The disposal of the bodies must be flawless, because Dexter can't risk exposure as Miami's most prolific serial killer. That's where his problems arise in the show's second season: The bodies that Dexter stowed in the ocean begin to surface. While working with a team trying to catch the "Bay Harbor Butcher," he's got to cover his tracks.

This show, which is a dense, canny mixture of droll commentary on human behavior and tautly woven cat-and-mouse storytelling, wouldn't work without Hall's masterful performance in the lead role. He's brilliant at the tiny reactions that give "Dexter" such a darkly funny flavor. Witness the slight widening of Dexter's eyes when a car salesman extols the virtues of a mini-van's large storage area. Thanks to Hall's subtle smirk, the viewer knows exactly what Dexter plans to do .

Hall also brilliantly captures Dexter's surprisingly moving emotional pain. The events of the first season of "Dexter," in which he met his long-lost brother and learned more about their past, ripped him wide open, and he's still not quite himself.

"Where is the orderly, controlled, effective Dexter?" he asks himself in Season 2. "How did I lose him? How can I find him again?"

In an interview a few months ago in Los Angeles, the soft-spoken Hall said he approaches the character "not from a place of coldness (but) from place of real innocence."

"Just as children sometimes play-act their idea of what a real grown-up person might do, I think sometimes Dexter approaches some grown-up dynamics ... with a sense of wonder."

Season 1 "was all about the desire for connection. And the emergence of this Ice Truck Killer (whom the police hunted) really shone a light on that very real desire that Dexter had, and maybe never really recognized in himself," Hall said.

In Season 2, Dexter's need for emotional connection is only more pronounced.

"He has these gaping wounds that can't really close, and ... things start stirring up for him almost immediately," Hall said.

"We decided to turn our biggest card up ... what if Dexter's bodies were discovered?" executive producer Daniel Cerone said. A task force headed by a perceptive FBI agent ( Keith Carradine) is formed, and Dexter is soon part of it.

As Dexter's bodies begin surfacing, he faces suspicions from a colleague, Sgt.

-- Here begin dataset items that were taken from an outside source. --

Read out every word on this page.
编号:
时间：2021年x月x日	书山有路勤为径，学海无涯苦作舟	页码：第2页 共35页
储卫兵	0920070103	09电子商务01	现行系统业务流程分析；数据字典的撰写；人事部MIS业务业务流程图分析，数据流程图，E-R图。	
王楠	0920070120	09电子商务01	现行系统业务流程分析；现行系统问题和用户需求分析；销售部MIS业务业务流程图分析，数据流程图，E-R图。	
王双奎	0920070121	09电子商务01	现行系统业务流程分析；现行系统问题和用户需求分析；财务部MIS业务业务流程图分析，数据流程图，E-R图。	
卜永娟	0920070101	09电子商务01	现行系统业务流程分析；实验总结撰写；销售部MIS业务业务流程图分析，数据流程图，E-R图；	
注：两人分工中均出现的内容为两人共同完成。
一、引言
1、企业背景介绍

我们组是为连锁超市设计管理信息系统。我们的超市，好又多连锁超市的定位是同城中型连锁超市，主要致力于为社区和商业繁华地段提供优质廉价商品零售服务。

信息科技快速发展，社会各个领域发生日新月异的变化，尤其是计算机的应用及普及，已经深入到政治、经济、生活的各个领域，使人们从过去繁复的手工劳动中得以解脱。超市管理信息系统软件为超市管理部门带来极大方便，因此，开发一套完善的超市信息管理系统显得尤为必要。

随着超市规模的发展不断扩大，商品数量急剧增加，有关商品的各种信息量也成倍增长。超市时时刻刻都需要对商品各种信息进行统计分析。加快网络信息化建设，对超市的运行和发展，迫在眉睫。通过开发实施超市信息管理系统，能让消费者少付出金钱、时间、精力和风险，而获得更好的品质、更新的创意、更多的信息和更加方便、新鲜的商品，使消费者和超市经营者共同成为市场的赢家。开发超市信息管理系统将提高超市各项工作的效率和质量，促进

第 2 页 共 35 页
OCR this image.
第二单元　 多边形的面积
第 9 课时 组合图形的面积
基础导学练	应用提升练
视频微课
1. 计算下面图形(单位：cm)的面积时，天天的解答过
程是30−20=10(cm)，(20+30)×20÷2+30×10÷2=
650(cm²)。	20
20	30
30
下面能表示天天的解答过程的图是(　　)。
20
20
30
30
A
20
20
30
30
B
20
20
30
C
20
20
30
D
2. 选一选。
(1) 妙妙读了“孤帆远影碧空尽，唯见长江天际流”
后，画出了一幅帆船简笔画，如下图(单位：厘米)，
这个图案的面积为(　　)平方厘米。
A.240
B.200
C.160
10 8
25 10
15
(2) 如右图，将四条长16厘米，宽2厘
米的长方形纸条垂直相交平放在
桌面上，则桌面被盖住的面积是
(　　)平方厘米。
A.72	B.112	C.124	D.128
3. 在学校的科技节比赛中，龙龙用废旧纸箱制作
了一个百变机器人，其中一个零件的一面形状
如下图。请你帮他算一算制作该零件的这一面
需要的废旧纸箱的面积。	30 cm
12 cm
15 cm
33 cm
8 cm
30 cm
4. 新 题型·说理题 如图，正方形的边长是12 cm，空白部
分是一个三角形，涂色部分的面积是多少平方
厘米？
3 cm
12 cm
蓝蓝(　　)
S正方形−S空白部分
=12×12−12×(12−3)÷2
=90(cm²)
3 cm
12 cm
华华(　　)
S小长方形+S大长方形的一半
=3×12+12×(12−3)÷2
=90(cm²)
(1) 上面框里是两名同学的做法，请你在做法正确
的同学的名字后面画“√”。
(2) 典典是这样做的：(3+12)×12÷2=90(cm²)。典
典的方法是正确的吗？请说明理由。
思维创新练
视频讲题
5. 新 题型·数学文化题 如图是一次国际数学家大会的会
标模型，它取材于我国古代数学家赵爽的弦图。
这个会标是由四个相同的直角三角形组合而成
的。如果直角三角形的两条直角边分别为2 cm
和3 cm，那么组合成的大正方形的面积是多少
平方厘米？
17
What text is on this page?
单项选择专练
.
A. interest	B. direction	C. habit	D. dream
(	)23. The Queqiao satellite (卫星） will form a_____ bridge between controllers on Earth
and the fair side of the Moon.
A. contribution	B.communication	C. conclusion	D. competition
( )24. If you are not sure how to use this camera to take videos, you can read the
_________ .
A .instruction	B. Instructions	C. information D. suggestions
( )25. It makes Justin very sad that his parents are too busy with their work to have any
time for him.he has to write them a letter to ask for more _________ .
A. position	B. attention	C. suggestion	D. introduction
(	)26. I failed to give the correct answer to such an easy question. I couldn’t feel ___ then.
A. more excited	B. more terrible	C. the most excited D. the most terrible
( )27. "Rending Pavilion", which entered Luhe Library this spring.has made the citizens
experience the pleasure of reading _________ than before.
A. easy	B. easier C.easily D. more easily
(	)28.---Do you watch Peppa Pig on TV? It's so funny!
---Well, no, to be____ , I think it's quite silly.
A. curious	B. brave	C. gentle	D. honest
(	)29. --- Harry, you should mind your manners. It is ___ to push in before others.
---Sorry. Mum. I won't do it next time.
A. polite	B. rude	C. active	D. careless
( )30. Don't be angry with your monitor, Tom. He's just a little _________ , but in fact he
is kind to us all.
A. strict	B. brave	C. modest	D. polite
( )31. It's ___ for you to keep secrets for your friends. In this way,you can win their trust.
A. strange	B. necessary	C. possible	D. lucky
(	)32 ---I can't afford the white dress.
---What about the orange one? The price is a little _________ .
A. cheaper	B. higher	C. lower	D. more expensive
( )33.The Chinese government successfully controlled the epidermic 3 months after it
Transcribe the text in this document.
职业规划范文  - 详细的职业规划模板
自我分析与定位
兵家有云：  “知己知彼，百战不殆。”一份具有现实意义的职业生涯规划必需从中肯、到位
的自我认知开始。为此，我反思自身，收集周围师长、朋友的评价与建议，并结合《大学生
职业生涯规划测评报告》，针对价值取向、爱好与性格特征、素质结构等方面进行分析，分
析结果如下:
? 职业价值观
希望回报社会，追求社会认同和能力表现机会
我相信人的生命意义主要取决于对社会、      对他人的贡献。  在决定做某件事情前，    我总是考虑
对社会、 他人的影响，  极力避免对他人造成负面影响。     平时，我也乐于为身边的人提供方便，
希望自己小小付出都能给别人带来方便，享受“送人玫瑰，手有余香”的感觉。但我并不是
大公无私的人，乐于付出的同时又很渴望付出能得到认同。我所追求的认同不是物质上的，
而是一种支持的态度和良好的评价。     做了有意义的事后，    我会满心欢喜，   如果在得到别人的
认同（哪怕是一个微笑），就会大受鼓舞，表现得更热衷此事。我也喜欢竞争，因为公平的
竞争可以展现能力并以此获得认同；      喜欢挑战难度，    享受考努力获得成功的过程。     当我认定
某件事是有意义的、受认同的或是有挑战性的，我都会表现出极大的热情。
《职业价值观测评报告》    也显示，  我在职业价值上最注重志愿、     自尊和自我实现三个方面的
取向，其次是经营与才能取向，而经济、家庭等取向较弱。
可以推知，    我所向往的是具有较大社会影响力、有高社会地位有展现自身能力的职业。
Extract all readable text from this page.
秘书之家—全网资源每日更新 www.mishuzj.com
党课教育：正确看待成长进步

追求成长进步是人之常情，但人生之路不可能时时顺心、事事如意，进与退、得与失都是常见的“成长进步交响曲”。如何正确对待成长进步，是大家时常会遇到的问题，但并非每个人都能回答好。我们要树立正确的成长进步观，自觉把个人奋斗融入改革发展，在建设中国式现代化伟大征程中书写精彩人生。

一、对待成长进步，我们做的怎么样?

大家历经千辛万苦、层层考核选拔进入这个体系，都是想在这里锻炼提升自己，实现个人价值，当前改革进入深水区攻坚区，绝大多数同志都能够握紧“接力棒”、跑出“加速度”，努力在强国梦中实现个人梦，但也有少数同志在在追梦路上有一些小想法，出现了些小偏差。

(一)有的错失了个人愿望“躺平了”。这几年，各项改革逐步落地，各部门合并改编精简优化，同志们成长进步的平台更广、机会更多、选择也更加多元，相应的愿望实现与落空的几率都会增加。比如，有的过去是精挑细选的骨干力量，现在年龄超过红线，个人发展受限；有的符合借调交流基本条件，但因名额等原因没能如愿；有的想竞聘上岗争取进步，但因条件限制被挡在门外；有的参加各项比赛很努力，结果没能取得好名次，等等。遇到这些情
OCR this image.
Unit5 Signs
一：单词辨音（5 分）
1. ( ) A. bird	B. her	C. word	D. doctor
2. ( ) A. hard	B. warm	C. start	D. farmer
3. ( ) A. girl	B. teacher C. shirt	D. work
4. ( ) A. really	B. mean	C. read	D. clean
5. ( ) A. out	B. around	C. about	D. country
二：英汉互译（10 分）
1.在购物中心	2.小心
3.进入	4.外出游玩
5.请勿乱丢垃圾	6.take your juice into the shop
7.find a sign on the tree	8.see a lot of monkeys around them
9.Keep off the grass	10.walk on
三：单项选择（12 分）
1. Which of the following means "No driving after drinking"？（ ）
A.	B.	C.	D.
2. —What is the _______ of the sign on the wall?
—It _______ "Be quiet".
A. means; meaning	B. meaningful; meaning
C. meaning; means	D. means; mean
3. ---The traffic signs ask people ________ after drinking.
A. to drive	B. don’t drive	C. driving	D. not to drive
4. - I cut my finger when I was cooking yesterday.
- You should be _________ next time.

James Doakes (Erik King), and from Rita's mother, who's played by JoBeth Williams.

As the entire Miami police department is mobilized to search for the Bay Harbor Butcher - who begins to have some fans once it emerges that he only murders bad people - the show's creators say they'll remain focused on Dexter's inner turmoil as well.

"There's a whole other journey that goes on this season that we haven't talked about. But it involves a love triangle," Cerone said.